Which leads me to a related question... We we be culturally better off if everyone valued time more than money?
I think the desire for specialization is somewhat dependent upon where you work. (This is echoing Museophile a bit, but stay with me.) Working formerly in direct health care with patients, I was absolutely expected to be a specialist. The nature of medicine insists on it because of how complex the human body is. Now working in the non-profit policy world, it's completely the opposite. I know for a fact that part of the reason I was hired was because I was able to sell myself as a non-specialist, someone who was knowledgeable about several things rather than focused on one. Either that or it could have been the bribes I slipped to my future boss...
I also readily admit that I'm a card-carrying member of that great association of professional naval-gazers, the liberal arts graduates, so take these comments with that requisite grain of salt.
I do think that developing a specialty is sort of mental health inoculant for a lot of folk.
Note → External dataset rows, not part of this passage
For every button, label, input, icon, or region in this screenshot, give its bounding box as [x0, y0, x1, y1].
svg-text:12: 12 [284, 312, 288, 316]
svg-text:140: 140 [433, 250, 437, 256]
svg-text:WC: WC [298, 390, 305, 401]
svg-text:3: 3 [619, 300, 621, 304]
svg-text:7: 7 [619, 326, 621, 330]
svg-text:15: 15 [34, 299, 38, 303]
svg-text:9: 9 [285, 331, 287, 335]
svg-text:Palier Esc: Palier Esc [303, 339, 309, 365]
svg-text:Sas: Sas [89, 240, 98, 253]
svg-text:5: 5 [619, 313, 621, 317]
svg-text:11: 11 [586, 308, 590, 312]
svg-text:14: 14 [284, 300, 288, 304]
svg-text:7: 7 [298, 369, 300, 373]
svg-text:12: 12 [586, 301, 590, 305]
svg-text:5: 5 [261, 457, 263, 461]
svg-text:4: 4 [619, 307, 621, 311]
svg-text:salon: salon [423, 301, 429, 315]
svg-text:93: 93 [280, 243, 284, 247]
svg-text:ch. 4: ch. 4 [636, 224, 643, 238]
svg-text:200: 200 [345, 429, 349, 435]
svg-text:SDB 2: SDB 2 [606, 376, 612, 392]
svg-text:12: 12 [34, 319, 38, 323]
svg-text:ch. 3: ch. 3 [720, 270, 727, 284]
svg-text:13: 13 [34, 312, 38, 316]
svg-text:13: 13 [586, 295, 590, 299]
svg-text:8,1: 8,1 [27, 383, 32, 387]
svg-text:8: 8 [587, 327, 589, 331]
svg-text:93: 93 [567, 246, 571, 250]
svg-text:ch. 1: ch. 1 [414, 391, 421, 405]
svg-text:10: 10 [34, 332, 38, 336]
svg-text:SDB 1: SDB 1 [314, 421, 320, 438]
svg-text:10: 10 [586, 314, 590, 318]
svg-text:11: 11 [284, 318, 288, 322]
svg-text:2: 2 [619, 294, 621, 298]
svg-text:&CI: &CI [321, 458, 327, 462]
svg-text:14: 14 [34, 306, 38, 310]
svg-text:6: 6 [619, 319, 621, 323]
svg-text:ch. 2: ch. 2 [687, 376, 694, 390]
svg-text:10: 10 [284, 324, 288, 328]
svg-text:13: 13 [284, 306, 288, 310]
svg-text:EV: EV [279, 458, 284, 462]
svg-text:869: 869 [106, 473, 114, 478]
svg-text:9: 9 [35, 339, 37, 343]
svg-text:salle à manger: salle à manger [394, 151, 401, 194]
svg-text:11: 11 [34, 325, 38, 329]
It's a way of psychologically guarding against failure. For most of us, the majority of things in this world are things that we're either going to suck at or at best be only moderately good. Having a specialty is our psyche's way of declaring to everyone else, "check me out - you may be able to restart my cardiac rhythms with your fancy medical degree, but I promise you you'll be thanking me when I remember your order after you sit at a table in my section of the restaurant."
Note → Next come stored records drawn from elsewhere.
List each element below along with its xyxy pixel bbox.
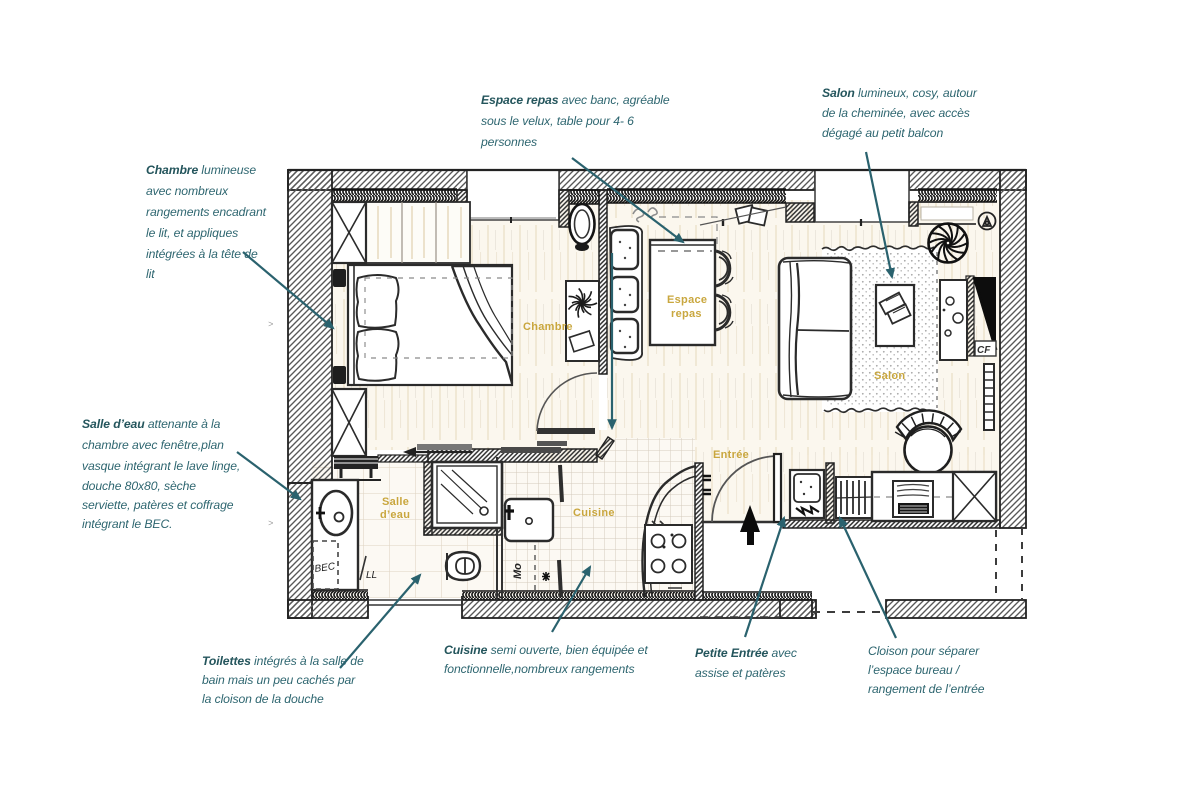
svg-text:rangements encadrant: rangements encadrant — [146, 205, 267, 219]
svg-text:Petite Entrée avec: Petite Entrée avec — [695, 646, 797, 660]
svg-text:LL: LL — [366, 570, 377, 581]
svg-text:Salon lumineux, cosy, autour: Salon lumineux, cosy, autour — [822, 86, 978, 100]
svg-text:serviette, patères et coffrag: serviette, patères et coffrage — [82, 498, 234, 512]
svg-text:Chambre lumineuse: Chambre lumineuse — [146, 163, 256, 177]
svg-text:dégagé au petit balcon: dégagé au petit balcon — [822, 126, 943, 140]
svg-text:sous le velux, table pour 4- 6: sous le velux, table pour 4- 6 — [481, 114, 634, 128]
svg-text:Mo: Mo — [512, 563, 524, 579]
svg-text:rangement de l’entrée: rangement de l’entrée — [868, 682, 985, 696]
svg-text:douche 80x80, sèche: douche 80x80, sèche — [82, 479, 196, 493]
svg-text:>: > — [268, 518, 273, 528]
svg-text:CF: CF — [977, 345, 991, 356]
svg-text:chambre avec fenêtre,plan: chambre avec fenêtre,plan — [82, 438, 224, 452]
svg-text:Toilettes intégrés à la salle: Toilettes intégrés à la salle de — [202, 654, 364, 668]
svg-text:personnes: personnes — [480, 135, 537, 149]
svg-text:le lit, et appliques: le lit, et appliques — [146, 226, 238, 240]
svg-text:Salle: Salle — [382, 496, 409, 508]
svg-text:avec nombreux: avec nombreux — [146, 184, 229, 198]
svg-text:lit: lit — [146, 267, 155, 281]
svg-text:repas: repas — [671, 308, 702, 320]
svg-text:Cuisine: Cuisine — [573, 507, 615, 519]
svg-text:bain mais un peu cachés par: bain mais un peu cachés par — [202, 673, 356, 687]
svg-text:Espace repas avec banc, agréab: Espace repas avec banc, agréable — [481, 93, 670, 107]
svg-text:l’espace bureau /: l’espace bureau / — [868, 663, 961, 677]
svg-text:Entrée: Entrée — [713, 449, 749, 461]
svg-text:intégrées à la tête de: intégrées à la tête de — [146, 247, 258, 261]
svg-text:Salon: Salon — [874, 370, 905, 382]
svg-text:Salle d’eau attenante à la: Salle d’eau attenante à la — [82, 417, 221, 431]
svg-text:intégrant le BEC.: intégrant le BEC. — [82, 517, 172, 531]
svg-text:assise et patères: assise et patères — [695, 666, 785, 680]
svg-text:Cloison pour séparer: Cloison pour séparer — [868, 644, 980, 658]
svg-text:vasque intégrant le lave linge: vasque intégrant le lave linge, — [82, 459, 240, 473]
svg-text:d’eau: d’eau — [380, 509, 410, 521]
svg-text:de la cheminée, avec accès: de la cheminée, avec accès — [822, 106, 970, 120]
svg-text:Espace: Espace — [667, 294, 707, 306]
svg-text:Cuisine semi ouverte, bien équ: Cuisine semi ouverte, bien équipée et — [444, 643, 648, 657]
svg-text:Chambre: Chambre — [523, 321, 573, 333]
svg-text:fonctionnelle,nombreux rangeme: fonctionnelle,nombreux rangements — [444, 662, 634, 676]
svg-text:la cloison de la douche: la cloison de la douche — [202, 692, 324, 706]
svg-text:>: > — [268, 319, 273, 329]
Museophile, to your direct question, I think we already value time pretty much at the expense of most other things. I think the difference is that we're always looking forward in it, rather than backwards or presently. We're acutely aware that our time is limited on earth, so we go to great lengths (and spend scads of money) to push back that particular calendar appointment as much as we can.
Clovis, I think it's extremely interesting that, from a healthcare perspective, you see 1) specialization as an expression of personal worth and 2) the desire to convert money into time. While I definitely see some of the first one, in the business world I usually see people converting time into money, with money-making also driving specialization. Very few people actually like public accounting, although it does happen. Mostly, while accountants take pride in their abilities, they measure their success in terms of earnings power, and measure the value of their time similarly.
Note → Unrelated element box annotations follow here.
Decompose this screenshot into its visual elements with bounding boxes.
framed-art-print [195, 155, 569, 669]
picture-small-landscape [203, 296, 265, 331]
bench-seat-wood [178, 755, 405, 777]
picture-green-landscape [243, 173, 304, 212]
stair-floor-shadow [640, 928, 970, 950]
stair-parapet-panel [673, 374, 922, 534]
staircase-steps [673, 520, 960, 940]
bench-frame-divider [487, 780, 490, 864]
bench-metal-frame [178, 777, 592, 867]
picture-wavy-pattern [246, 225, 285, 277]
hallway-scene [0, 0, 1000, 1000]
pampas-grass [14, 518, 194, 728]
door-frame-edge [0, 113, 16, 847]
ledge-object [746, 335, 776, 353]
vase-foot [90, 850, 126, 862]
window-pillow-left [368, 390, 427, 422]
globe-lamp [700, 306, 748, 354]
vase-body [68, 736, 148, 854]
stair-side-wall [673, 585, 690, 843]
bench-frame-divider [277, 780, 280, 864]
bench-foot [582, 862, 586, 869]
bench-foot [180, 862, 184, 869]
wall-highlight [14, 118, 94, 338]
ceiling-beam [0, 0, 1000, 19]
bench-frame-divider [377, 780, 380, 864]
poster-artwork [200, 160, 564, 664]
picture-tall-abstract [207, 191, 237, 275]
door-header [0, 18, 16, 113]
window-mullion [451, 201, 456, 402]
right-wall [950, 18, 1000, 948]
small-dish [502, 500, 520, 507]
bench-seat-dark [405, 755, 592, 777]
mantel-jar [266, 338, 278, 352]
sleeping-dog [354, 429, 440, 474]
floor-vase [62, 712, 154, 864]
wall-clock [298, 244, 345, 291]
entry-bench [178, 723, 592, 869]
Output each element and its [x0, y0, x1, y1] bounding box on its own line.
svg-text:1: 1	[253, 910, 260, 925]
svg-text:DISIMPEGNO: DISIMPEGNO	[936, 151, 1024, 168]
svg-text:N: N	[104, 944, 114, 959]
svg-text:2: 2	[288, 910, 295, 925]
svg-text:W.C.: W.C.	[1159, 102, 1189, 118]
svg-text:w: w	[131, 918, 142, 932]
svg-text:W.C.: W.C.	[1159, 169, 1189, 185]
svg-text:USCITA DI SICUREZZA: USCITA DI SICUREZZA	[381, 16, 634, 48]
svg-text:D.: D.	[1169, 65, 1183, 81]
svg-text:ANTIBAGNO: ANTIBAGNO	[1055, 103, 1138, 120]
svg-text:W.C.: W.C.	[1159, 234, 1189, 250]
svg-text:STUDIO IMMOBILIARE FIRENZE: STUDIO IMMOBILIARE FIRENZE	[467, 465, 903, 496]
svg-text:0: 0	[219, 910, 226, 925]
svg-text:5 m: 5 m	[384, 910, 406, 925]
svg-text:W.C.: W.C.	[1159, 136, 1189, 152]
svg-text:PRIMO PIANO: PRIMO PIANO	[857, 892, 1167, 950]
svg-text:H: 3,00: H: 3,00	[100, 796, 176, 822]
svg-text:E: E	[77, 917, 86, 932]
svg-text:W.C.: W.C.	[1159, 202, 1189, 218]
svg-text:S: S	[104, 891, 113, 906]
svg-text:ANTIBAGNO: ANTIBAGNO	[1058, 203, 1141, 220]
I wonder, if you subtracted the necessity of money-making from the average person's life, whether they would still prefer to be excellent at the one thing they can do best, or whether they would be content to not be especially good at anything (either by not trying very hard in general or by tinkering with what interests them at the moment). Clovis, has anyone tried to study what winning the lottery does to a person's mental calculus?
I also find fascinating the idea that, when we are young, we convert time into money. Most of us, I think, are looking for "financial independence", or the opportunity to convert that money back into time at the end of our lives, hopefully at a net gain of free time. Is this a good deal, or do we trade away our time too easily? How about our health and our relationships? How many find, at the end of the road, that retirement cannot make up for the energy they gave up to get there? How should that affect our choices for today? It sounds like the assembled Societe has some very varied experiences regarding the fulfillment our respective work provides.
This has been a good thread, and I think we got the diversity of perspectives we were looking for. Please, everyone, feel free to continue to comment on this theme.
Since we have had this theme for a week now, though, it is probably time to add a thread to the big board. Anyone have anything they would like to introduce?